Some details about Lugo's wall
The wall has a total length of almost one and a half miles and varies between 8 metres and 12 metres in thickness. At its highest level the wall is about thirty five feet (12 metres) tall and is in the unusual shape (in plan) of a quadrangle. The original wall had five Roman gates, not the ten of today, and was built using a traditional roman mortar which made use of locally available gravel stone, mud and possibly a small quantity of lime.
The original Roman gates are, the Mina (or Carmen), the Neuva (or new), the Falsa (false), the San Pedro (or Toledana) and the Santiago (or Puxigo's) gates. The other five, and more recent, gates resulted from the development of the town and its ever increasing need for points of ingress.
Visually, Lugo's Roman wall is dissimilar to another famous and intact Roman wall, namely the one found in the English city of York (the largest and most complete of all the Roman city walls). It is constructed in a much more random masonry style and makes use of blocks with a long but narrow face. Those of York are considerably deeper and larger and, combined with the lighter coloured stone, result in two walls with completely different appearances. Both no doubt reflect not just the locally available materials, but also the craftsmanship, tradition and style of building that was prevalent at the time.
Lugo's wall has many curved turrets (82 out of the original 85 still remain) and two significant towers, both of which have two separate levels. The entire wall, turrets and towers, were heavily fortified and produced what must have been a near impenetrable barrier to all potential attackers. Below, one of the many turrets that bellow out from the main wall.
Access stairs that take modern day visitors to the top of the wall are not original, neither are the paved and graveled surfaces that they now walk on. This becomes obvious when you realize that the views and sights that the wall now affords would have made any defender highly vulnerable during attack. It is therefore likely that the present plane of the walls foot-way would have been lower and that the level of the walls battlements would have been higher. Evidence to support this exists in the form of the "Mosqueira" tower with its arched windows. This suggests that there may once have been an additional one or two storeys of masonry above the walkway level of the walls that we see today.

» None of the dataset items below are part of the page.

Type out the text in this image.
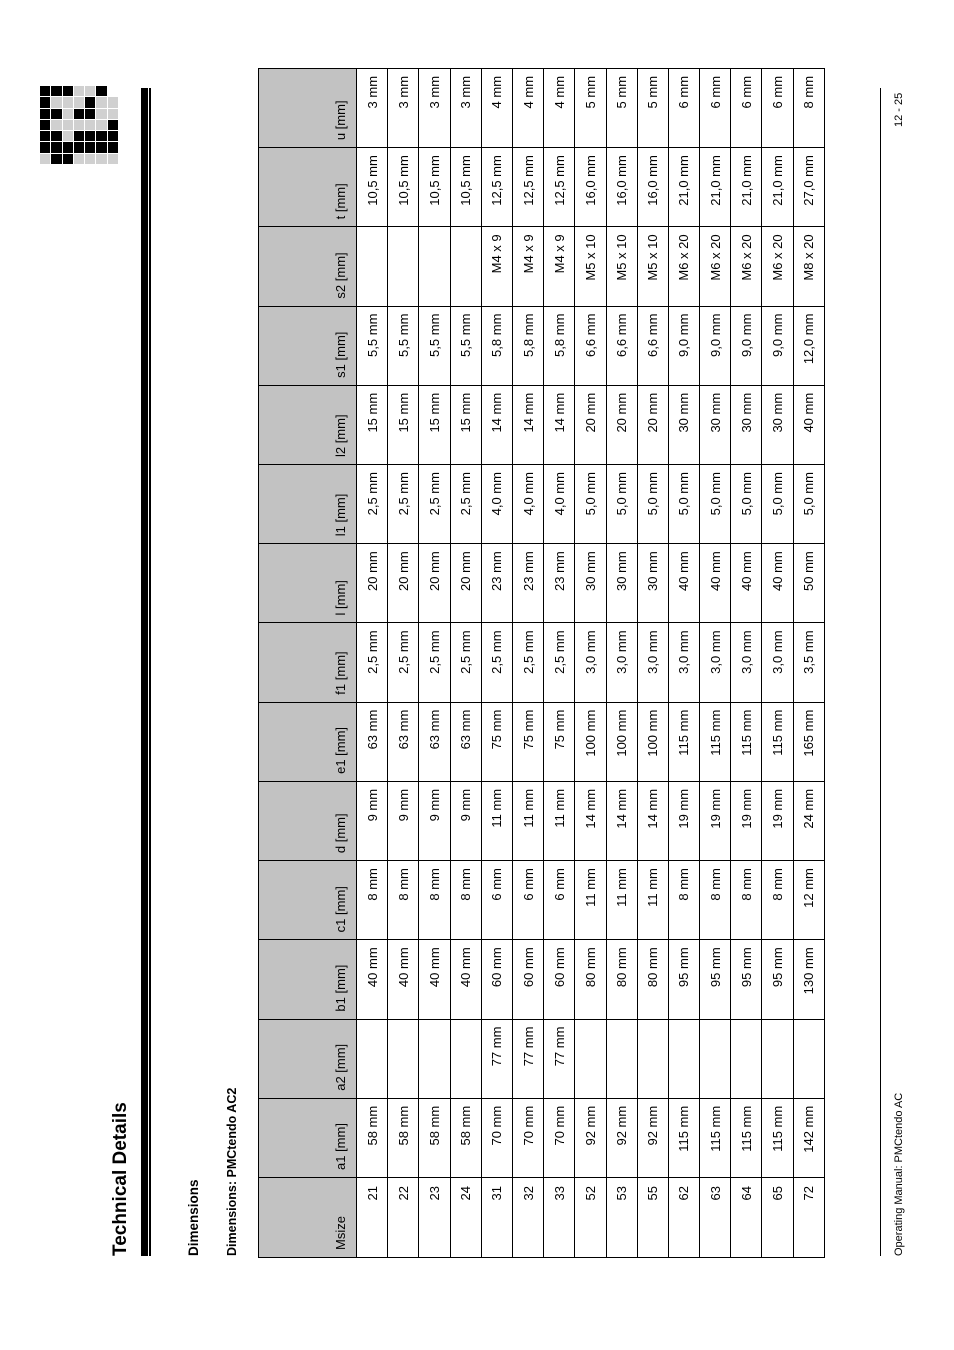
Technical Details	Dimensions Dimensions: PMCtendo AC2	Msize	a1 [mm]	a2 [mm]	b1 [mm]	c1 [mm]	d [mm]	e1 [mm]	f1 [mm]	l [mm]	l1 [mm]	l2 [mm]	s1 [mm]	s2 [mm]	t [mm]	u [mm]
21	58 mm		40 mm	8 mm	9 mm	63 mm	2,5 mm	20 mm	2,5 mm	15 mm	5,5 mm		10,5 mm	3 mm
22	58 mm		40 mm	8 mm	9 mm	63 mm	2,5 mm	20 mm	2,5 mm	15 mm	5,5 mm		10,5 mm	3 mm
23	58 mm		40 mm	8 mm	9 mm	63 mm	2,5 mm	20 mm	2,5 mm	15 mm	5,5 mm		10,5 mm	3 mm
24	58 mm		40 mm	8 mm	9 mm	63 mm	2,5 mm	20 mm	2,5 mm	15 mm	5,5 mm		10,5 mm	3 mm
31	70 mm	77 mm	60 mm	6 mm	11 mm	75 mm	2,5 mm	23 mm	4,0 mm	14 mm	5,8 mm	M4 x 9	12,5 mm	4 mm
32	70 mm	77 mm	60 mm	6 mm	11 mm	75 mm	2,5 mm	23 mm	4,0 mm	14 mm	5,8 mm	M4 x 9	12,5 mm	4 mm
33	70 mm	77 mm	60 mm	6 mm	11 mm	75 mm	2,5 mm	23 mm	4,0 mm	14 mm	5,8 mm	M4 x 9	12,5 mm	4 mm
52	92 mm		80 mm	11 mm	14 mm	100 mm	3,0 mm	30 mm	5,0 mm	20 mm	6,6 mm	M5 x 10	16,0 mm	5 mm
53	92 mm		80 mm	11 mm	14 mm	100 mm	3,0 mm	30 mm	5,0 mm	20 mm	6,6 mm	M5 x 10	16,0 mm	5 mm
55	92 mm		80 mm	11 mm	14 mm	100 mm	3,0 mm	30 mm	5,0 mm	20 mm	6,6 mm	M5 x 10	16,0 mm	5 mm
62	115 mm		95 mm	8 mm	19 mm	115 mm	3,0 mm	40 mm	5,0 mm	30 mm	9,0 mm	M6 x 20	21,0 mm	6 mm
63	115 mm		95 mm	8 mm	19 mm	115 mm	3,0 mm	40 mm	5,0 mm	30 mm	9,0 mm	M6 x 20	21,0 mm	6 mm
64	115 mm		95 mm	8 mm	19 mm	115 mm	3,0 mm	40 mm	5,0 mm	30 mm	9,0 mm	M6 x 20	21,0 mm	6 mm
65	115 mm		95 mm	8 mm	19 mm	115 mm	3,0 mm	40 mm	5,0 mm	30 mm	9,0 mm	M6 x 20	21,0 mm	6 mm
72	142 mm		130 mm	12 mm	24 mm	165 mm	3,5 mm	50 mm	5,0 mm	40 mm	12,0 mm	M8 x 20	27,0 mm	8 mm
Operating Manual: PMCtendo AC
12 - 25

Lugo's Roman wall has national monument status and is supported by the Galician Xunta (parliament) which has invested in restorations and refurbishments. When you look at the wall from outside the old town it is neatly framed by green lawns that extend out from the base and also hold spot lighting from which the wall is illuminated at night. Today the wall stands as a testament to the long saga of this Roman-Galician city and the history that prevails around it.